New conformal gauging and the electromagnetic theory of Weyl

Abstract

A new eight-dimensional conformal gauging solves the auxiliary field problem and eliminates unphysical size change from Weyl’s electromagnetic theory. We derive the Maurer–Cartan structure equations and find the zero curvature solutions for the conformal connection. By showing that every one-particle Hamiltonian generates the structure equations we establish a correspondence between phase space and the eight-dimensional base space, and between the action and the integral of the Weyl vector. Applying the correspondence to generic flat solutions yields the Lorentz force law, the form and gauge dependence of the electromagnetic vector potential and minimal coupling.
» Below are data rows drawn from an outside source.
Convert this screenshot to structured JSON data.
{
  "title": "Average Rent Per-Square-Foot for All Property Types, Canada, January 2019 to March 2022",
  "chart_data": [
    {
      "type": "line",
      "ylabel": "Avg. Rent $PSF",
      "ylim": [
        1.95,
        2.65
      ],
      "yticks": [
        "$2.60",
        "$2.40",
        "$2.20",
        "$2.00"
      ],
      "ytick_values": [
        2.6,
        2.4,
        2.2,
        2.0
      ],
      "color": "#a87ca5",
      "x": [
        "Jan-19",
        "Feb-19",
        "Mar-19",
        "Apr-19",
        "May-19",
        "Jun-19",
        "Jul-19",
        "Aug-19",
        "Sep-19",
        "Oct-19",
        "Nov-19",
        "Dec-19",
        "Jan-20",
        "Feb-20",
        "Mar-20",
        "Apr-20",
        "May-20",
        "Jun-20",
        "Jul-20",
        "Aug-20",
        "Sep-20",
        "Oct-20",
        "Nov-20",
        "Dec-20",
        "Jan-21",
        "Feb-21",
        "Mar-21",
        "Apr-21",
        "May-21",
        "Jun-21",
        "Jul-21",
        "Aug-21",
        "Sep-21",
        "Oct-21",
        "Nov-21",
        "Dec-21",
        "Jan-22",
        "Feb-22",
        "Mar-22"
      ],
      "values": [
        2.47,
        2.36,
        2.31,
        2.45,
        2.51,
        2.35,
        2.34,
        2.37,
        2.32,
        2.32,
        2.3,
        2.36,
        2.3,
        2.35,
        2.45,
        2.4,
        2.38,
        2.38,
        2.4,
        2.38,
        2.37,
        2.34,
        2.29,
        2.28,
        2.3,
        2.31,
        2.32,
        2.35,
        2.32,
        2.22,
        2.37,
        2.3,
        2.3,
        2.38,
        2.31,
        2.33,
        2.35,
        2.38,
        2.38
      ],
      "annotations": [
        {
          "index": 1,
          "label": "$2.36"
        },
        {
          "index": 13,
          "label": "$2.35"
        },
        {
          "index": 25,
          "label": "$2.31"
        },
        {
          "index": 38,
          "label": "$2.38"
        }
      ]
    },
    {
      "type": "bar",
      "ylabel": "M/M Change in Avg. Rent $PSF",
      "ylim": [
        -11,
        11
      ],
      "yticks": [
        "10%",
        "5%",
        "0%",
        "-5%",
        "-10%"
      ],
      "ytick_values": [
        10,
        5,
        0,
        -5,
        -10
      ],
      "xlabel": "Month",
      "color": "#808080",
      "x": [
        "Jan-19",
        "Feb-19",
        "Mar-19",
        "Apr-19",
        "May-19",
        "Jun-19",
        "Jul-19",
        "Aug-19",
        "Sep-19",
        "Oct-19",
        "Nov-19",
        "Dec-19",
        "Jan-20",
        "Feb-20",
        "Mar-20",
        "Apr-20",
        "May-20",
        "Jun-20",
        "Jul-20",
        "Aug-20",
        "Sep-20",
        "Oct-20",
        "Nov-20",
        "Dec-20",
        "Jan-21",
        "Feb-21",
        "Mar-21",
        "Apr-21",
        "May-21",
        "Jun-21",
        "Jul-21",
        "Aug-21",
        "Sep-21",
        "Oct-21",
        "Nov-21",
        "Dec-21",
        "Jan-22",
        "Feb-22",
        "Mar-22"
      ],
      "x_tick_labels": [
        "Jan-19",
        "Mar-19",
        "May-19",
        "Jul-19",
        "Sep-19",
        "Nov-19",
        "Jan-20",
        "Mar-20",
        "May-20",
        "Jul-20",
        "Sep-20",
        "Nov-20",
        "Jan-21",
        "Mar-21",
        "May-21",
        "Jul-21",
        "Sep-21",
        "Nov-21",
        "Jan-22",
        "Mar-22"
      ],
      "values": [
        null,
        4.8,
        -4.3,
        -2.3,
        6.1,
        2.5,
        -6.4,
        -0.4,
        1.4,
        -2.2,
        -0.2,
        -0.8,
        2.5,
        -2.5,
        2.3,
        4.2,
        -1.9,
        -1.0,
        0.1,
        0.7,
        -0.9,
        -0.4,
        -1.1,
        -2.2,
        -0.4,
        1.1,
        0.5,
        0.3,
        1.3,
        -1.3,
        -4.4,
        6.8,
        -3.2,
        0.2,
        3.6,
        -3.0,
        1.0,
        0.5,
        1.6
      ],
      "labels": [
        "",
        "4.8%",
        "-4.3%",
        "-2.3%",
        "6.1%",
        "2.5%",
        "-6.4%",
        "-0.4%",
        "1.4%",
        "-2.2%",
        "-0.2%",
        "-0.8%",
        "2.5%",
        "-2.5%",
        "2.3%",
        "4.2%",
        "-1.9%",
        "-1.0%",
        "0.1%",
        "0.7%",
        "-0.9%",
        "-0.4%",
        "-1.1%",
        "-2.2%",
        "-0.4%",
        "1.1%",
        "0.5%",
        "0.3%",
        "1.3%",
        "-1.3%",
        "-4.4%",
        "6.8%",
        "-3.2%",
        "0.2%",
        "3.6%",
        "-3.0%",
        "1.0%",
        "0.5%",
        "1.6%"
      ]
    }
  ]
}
The dynamics found for these flat solutions applies locally in generic spaces. We then provide necessary and sufficient curvature constraints for general curved eight-dimensional geometries to be in 1–1 correspondence with four-dimensional Einstein–Maxwell space–times, based on a vector space isomorphism between the extra four dimensions and the Riemannian tangent space. Despite part of the Weyl vector serving as the electromagnetic vector potential, the entire class of geometries has vanishing dilation, thereby providing a consistent unified geometric theory of gravitation and electromagnetism. In concluding, we give a concise discussion of observability of the extra dimensions.